Japanese scientist (born 1961)

Hiroaki Kitano (北野 宏明) is a Japanese scientist, head of the Systems Biology Institute, Senior Executive Vice President and Chief Technology Officer of the Sony Group Corporation, Chief Executive Officer of Sony Research Inc. and Sony Computer Science Laboratories, Inc.; a Group Director of the Laboratory for Disease Systems Modeling at and RIKEN Center for Integrative Medical Sciences; and a professor at Okinawa Institute of Science and Technology (OIST). Kitano is known for developing AIBO, and the robotic world cup tournament known as Robocup.

==Education==
Kitano graduated from International Christian University with a B.A. in physics in 1984. He received a PhD in computer science from Kyoto University in 1991. His PhD thesis in machine translation was titled "Speech-to-speech translation: a massively parallel memory-based approach". His work includes a broad spectrum of publications in artificial intelligence and interactomics.

==Research==
From 1988 to 1994, Kitano was a visiting researcher at the Center for Machine Translation at Carnegie Mellon University.

At Sony, Kitano started the development of the AIBO robotic pet. This research was developed further as the QRIO, a bipedal humanoid robot. The research behind AIBO and QRIO led to Kitano founding the RoboCup annual international robotics competition in 1997. The goal of RoboCup is to create a team of autonomous robotic footballers that would be able to beat the best team in the world, by 2050.

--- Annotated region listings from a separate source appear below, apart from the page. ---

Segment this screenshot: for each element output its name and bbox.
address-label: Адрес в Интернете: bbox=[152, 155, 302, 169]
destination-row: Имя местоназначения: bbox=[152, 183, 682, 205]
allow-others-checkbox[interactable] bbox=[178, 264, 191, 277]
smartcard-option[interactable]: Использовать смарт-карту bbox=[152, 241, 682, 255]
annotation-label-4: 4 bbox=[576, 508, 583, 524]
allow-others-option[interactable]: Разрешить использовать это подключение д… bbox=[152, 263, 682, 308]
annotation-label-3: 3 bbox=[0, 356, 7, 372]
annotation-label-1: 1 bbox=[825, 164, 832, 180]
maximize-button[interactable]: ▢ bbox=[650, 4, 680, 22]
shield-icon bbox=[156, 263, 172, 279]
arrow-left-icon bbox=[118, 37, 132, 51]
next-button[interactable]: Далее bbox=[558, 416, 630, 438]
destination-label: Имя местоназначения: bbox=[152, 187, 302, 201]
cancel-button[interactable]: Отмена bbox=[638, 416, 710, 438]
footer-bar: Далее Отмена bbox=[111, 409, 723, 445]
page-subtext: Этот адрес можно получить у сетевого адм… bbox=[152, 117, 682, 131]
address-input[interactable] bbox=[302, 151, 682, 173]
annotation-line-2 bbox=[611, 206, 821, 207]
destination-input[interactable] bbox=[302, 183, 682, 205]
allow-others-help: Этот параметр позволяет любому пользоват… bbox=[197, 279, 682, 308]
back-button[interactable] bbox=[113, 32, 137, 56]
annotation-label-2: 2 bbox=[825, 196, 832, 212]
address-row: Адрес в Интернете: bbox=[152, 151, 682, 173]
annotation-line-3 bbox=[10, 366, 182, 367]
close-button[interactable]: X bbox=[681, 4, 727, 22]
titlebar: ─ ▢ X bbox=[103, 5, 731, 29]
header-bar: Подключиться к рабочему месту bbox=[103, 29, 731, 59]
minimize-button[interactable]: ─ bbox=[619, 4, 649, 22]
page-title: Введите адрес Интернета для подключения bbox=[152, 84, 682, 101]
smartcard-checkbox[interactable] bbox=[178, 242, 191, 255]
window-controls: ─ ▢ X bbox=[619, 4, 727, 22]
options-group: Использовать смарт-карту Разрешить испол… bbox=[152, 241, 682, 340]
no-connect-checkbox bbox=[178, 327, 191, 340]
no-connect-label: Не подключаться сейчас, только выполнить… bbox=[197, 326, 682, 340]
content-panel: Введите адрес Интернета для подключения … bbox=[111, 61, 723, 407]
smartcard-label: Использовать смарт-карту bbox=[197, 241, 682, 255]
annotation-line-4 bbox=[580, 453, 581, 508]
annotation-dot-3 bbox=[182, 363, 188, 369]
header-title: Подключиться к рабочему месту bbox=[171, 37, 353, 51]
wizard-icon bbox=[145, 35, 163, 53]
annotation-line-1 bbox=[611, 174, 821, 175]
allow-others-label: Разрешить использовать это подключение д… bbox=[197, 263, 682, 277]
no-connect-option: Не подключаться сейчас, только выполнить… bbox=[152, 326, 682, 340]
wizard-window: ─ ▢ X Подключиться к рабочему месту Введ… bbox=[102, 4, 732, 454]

Kitano has made significant contributions to Systems biology, including a contribution to the Systems Biology Markup Language (SBML).

==Roles and awards==
Kitano has served as a scientific advisor for a number of companies, including Alstom, Segway Japan and Mitsubishi Chemical Holdings. He was awarded the IJCAI Computers and Thought Award in 1993 and the Nature Award for Creative Mentoring in Science in 2009. He was elected a Fellow of the Association for the Advancement of Artificial Intelligence in 2021.